If we assume $$f$$ continuously differentiable, using $$\sqrt{1+\lvert f'(x)\rvert^2} \le 1+\lvert f'(x) \rvert = 1 + f'(x)\label{first}\tag1$$ we get $$L(f) = \int_0^1 \sqrt{1+\lvert f'(x)\rvert^2} \,dx \le \int_0^1 \bigl(1+f'(x)\bigr) \,dx = 2 \text.\label{second}\tag2$$ Furthermore, since on some open interval $$f'(x) > 0$$ and then $$\eqref{first}$$ is strict, $$\eqref{second}$$ is strict.

• Thanks ! I was missing the strict condition.
– M. L
Jul 17, 2023 at 18:37
• Just commenting to say that it turns out one really does need at least differentiability for the strict inequality. The Cantor function has all of the properties in the OP except differentiability (and indeed is differentiable everywhere except a set of measure $0$) and its graph has length $2$. See: en.wikipedia.org/wiki/Cantor_function Jul 18, 2023 at 3:35
• I asked another question here which confirmed that $f$ being merely differentiable is enough to ensure strict inequality. We do not need to assume that $f'$ is continuous. Jul 19, 2023 at 15:36
• @CharlesHudgins Very nice! Another related question is then: if $\gamma$ is everywhere differentiable and $\gamma' \in L^1$ is $L(\gamma) = \int_0^1 \lvert d\gamma \rvert = \int_0^1 \lvert\gamma'\rvert \,dt$? If not (and in any case probably) you should add this as an edit to your own answer! Jul 19, 2023 at 15:47

Consider any monotonic candidate function $$f(x)$$ (even one that might, in principle, have a total path length $$>2$$), and two arbitrary distinct points along it (red).

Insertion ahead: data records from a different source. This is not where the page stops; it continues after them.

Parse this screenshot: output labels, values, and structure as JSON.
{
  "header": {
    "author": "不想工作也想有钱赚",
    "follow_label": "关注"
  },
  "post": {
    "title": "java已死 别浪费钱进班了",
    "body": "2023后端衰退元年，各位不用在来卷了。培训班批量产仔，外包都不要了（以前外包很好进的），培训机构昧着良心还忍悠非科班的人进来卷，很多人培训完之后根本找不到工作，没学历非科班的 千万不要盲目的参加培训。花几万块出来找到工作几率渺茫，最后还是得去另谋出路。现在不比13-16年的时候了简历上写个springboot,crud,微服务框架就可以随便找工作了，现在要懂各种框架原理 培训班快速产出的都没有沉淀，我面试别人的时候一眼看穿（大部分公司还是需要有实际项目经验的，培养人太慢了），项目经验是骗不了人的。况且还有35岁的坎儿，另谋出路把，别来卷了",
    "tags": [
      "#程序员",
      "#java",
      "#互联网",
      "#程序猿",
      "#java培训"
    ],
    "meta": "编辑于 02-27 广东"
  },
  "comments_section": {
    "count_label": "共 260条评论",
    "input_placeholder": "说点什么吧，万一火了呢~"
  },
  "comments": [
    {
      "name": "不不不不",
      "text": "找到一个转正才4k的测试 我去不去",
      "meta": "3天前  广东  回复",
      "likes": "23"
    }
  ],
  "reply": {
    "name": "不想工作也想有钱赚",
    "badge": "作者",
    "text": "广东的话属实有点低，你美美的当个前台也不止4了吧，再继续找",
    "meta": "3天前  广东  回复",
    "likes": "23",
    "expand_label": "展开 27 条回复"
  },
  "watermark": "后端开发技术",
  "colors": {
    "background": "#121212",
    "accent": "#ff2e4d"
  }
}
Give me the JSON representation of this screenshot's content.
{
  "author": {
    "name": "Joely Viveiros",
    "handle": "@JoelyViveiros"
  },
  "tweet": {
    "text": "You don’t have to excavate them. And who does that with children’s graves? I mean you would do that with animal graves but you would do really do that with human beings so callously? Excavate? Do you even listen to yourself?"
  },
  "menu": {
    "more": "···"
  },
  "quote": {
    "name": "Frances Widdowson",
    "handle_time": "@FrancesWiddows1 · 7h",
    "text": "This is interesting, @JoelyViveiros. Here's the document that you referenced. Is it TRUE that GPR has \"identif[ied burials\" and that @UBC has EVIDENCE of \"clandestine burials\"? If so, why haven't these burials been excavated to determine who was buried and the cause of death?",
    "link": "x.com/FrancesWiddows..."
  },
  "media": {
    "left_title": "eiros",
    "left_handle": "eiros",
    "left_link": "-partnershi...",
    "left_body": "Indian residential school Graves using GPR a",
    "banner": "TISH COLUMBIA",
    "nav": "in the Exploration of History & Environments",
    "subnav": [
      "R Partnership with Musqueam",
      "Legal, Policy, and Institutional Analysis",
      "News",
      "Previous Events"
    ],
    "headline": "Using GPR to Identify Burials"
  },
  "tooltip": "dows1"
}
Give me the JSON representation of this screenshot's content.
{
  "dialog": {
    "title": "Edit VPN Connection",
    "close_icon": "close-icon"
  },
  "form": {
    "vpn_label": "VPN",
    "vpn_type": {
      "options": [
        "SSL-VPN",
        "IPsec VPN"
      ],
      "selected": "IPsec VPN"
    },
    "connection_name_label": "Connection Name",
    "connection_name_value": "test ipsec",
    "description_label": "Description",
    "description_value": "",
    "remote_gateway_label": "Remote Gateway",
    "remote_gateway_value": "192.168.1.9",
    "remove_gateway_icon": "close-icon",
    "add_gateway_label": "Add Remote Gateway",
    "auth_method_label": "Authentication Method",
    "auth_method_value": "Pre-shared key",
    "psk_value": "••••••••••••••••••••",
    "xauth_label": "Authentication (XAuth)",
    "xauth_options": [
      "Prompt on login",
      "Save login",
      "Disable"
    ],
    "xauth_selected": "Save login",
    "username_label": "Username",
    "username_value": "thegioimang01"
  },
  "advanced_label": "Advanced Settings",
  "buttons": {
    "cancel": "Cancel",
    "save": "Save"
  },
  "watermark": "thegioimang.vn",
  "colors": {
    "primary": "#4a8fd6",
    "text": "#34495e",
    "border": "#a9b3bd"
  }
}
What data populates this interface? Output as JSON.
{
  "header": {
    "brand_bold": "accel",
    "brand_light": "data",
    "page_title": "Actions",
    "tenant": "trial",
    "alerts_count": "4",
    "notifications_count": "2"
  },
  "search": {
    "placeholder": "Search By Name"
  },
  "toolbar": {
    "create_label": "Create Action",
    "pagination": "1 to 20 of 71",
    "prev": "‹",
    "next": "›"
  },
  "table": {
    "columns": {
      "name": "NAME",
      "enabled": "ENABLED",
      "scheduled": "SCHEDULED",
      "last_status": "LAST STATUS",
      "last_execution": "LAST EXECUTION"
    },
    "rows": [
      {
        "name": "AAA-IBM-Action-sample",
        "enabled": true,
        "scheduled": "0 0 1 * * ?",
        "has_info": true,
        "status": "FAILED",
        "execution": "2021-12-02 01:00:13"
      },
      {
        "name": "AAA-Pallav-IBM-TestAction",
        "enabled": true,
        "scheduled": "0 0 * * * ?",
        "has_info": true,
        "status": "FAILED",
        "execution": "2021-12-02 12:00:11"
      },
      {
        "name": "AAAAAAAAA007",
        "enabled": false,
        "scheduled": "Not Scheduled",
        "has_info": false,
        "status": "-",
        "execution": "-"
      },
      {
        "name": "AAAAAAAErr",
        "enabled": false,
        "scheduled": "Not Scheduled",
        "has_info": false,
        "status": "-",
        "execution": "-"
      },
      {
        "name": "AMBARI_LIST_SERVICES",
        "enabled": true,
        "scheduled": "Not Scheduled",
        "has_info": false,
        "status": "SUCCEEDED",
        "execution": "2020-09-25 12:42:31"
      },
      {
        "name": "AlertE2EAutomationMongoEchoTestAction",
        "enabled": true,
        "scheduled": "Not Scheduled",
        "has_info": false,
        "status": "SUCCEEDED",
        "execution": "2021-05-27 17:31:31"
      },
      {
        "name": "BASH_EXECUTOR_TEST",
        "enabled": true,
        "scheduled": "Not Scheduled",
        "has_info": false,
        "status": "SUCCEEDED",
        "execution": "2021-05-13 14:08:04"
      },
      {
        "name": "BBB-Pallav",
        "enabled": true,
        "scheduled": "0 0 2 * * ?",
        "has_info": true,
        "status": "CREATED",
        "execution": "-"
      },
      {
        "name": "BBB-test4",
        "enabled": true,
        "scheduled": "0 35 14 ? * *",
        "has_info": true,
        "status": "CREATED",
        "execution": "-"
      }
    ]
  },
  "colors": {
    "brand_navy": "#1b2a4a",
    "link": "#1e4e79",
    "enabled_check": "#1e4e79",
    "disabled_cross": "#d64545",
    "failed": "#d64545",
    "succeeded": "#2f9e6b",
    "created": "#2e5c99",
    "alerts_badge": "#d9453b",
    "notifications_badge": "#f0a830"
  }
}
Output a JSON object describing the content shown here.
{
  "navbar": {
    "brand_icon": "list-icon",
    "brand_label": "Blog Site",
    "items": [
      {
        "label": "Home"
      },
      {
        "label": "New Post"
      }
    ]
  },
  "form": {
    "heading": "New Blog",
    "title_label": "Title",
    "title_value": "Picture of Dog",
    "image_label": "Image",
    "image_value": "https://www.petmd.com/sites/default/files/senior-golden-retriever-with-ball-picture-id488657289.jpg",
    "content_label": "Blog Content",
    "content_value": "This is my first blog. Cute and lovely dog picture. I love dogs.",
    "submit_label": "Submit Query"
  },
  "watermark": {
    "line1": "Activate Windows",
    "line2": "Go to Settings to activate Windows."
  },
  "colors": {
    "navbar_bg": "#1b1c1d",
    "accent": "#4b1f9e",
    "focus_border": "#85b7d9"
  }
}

We can always find another point (green) beneath $$f(x)$$ and replace the path between the red dots with a longer path (dashed) that respects the conditions of the problem. By the triangle inequality, this new path is longer than the previous one. (Of course, the $$y$$ coordinate of the green point must be non-negative, so as to conform to the conditions of the problem.)

We can perform this path-lengthening step infinitely many times and become arbitrarily close to the path length of $$2$$.

• Thank you for your answer! I like that approach, however I think it would require proving that this construction — when iterated — actually converges towards something of pathlength 2. And I think that is non-trivial (indeed the process is extremely local and pretty hard to formalize).
– M. L
Jul 17, 2023 at 17:35
• What is meant by "the green point must be non-negatoive"? Jul 17, 2023 at 17:51
• "the green point must be non-negative" means that its $y$ coordinate value cannot be less than zero (to conform to the conditions of the problem). Jul 17, 2023 at 18:41
• +1 The answers seems to explain the intuition. Jul 18, 2023 at 3:29
• How do you know that the dashed path is longer than the curve between the red points? This is just equivalent to the original problem (which is the special case where the red points are at (0,0) and (1,1). Jul 19, 2023 at 8:53

For every available direction $$(dx,dy)$$,

$$dx \ge 0, dy \ge 0 \implies \frac{dx+dy}{\sqrt{2}} \le \sqrt{dx^2 + dy^2} \le dx+dy$$

and the integral of $$dx+dy$$ over the whole path is $$2$$.